Они сели рядом, и среди речей, славы и приветствий Самбикин ясно слышал пульсацию сердца в груди Москвы.
Он спросил ее шепотом в ухо:
– Отчего у вас сердце так стучит?.. Я его слышу!
– Оно летать хочет и бьется, – с улыбкой прошептала Москва Самбикину. – Я ведь парашютистка!
«Человеческое тело летало в каких-то погибших тысячелетиях назад, – подумал Самбикин. – Грудная клетка человека представляет свернутые крылья».
Он попробовал свою нагретую голову – там тоже что-то билось, желая улететь из темной одинокой тесноты.
После собрания наступило время общего ужина и развлечений. Молодые гости разошлись по многим помещениям, прежде чем сесть к общему столу.

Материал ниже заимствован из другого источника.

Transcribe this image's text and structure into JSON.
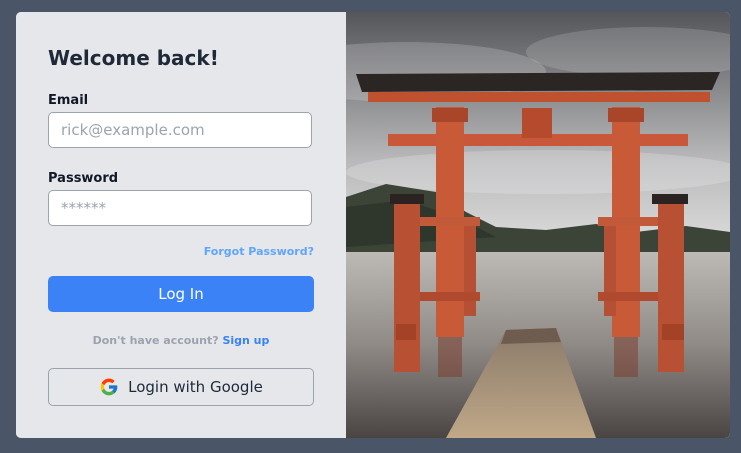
{
  "login": {
    "title": "Welcome back!",
    "email_label": "Email",
    "email_placeholder": "rick@example.com",
    "password_label": "Password",
    "password_placeholder": "******",
    "forgot_label": "Forgot Password?",
    "login_label": "Log In",
    "signup_prompt": "Don't have account?",
    "signup_link": "Sign up",
    "google_label": "Login with Google"
  },
  "colors": {
    "page_background": "#4b5568",
    "card_background": "#e5e7eb",
    "accent": "#3b82f6",
    "link": "#60a5fa"
  },
  "icons": {
    "google": "google-icon"
  },
  "image": {
    "subject": "torii-gate-photo"
  }
}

Механик Сарториус пригласил Москву Честнову танцевать, и она пошла кружиться с ним, с любопытством разглядывая великое круглое лицо знаменитого изобретателя в области точной индустрии, инженера-расчетчика мирового значения. Сарториус держал Москву крепко, танцевал тяжко и робко улыбался, выдавая свое сжатое влечение к Москве. Москва же смотрела на него как влюбленная – она быстро предавалась своему чувству и не играла женскую политику равнодушия. Ей нравился этот неинтересный человек, ростом меньше ее, с добрым и угрюмым лицом, который не вытерпел своего сердца и пошел на крайнюю для себя смелость – приблизился к женщине и пригласил ее танцевать. Но вскоре это, наверно, ему наскучило, руки его уже привыкли к теплоте тела Москвы, горячего под легким платьем, и он начал что-то бормотать. Москва же, услышав такое, сразу обиделась.
– Сам меня обнимает, сам со мной танцует, а думает совсем другое! – сказала она.

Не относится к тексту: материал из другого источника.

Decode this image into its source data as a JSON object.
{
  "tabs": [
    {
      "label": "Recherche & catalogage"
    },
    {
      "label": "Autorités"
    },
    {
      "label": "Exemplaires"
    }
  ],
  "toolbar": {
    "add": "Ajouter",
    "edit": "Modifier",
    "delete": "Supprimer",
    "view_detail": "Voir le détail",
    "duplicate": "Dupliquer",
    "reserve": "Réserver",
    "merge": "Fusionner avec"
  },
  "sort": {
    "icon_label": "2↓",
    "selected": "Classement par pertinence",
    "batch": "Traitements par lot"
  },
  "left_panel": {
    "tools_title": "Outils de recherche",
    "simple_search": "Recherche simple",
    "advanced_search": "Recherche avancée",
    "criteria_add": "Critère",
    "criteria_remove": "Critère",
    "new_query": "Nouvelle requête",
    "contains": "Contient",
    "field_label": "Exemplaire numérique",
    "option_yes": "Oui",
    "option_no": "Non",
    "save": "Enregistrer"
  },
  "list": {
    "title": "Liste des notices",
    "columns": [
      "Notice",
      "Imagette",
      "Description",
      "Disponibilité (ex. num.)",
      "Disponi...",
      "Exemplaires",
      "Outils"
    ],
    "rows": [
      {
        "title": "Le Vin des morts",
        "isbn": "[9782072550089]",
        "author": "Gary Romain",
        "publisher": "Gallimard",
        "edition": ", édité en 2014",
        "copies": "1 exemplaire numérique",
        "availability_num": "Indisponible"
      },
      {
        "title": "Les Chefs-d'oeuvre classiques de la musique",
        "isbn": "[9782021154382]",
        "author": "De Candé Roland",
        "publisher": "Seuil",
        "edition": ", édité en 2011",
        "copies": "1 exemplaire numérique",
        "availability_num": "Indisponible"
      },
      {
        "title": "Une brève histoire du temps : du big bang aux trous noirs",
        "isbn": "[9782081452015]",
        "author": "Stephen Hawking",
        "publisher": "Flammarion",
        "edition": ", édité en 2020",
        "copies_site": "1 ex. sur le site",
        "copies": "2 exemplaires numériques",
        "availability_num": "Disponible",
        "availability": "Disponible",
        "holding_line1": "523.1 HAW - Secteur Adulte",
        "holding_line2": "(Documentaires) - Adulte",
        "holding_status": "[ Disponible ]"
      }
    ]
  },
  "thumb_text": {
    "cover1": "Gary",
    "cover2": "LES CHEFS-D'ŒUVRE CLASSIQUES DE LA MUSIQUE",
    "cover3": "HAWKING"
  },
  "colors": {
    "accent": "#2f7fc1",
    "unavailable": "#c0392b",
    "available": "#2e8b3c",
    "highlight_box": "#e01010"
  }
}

– Это я так, – ответил Сарториус.
– Сейчас же скажите, что – так! – нахмурилась Москва и перестала танцевать.
Самбикин с ветром пронесся мимо них – он тоже танцевал, приурочившись к какой-то комсомолке большой миловидности. Москва улыбнулась ему:
– Неужели и вы танцуете? Вот странный какой!
– Надо жить всесторонне! – с хода ответил ей Самбикин.
– А вам охота? – крикнула ему Москва.
– Нет, я притворяюсь! – ответил ей Самбикин. – Это теоретически!
Комсомолка, обидевшись, сейчас же покинула Самбикина, и он засмеялся.
– Ну, говорите скорей! – с надуманной серьезностью обратилась Москва к Сарториусу.
«Неужели она дура? Жалко!» – подумал Сарториус. Здесь к ним подошел метеоролог Вечкин, затем Самбикин, и Сарториус не успел ничего ответить Москве. Встретились они лишь спустя час – за общим ужином.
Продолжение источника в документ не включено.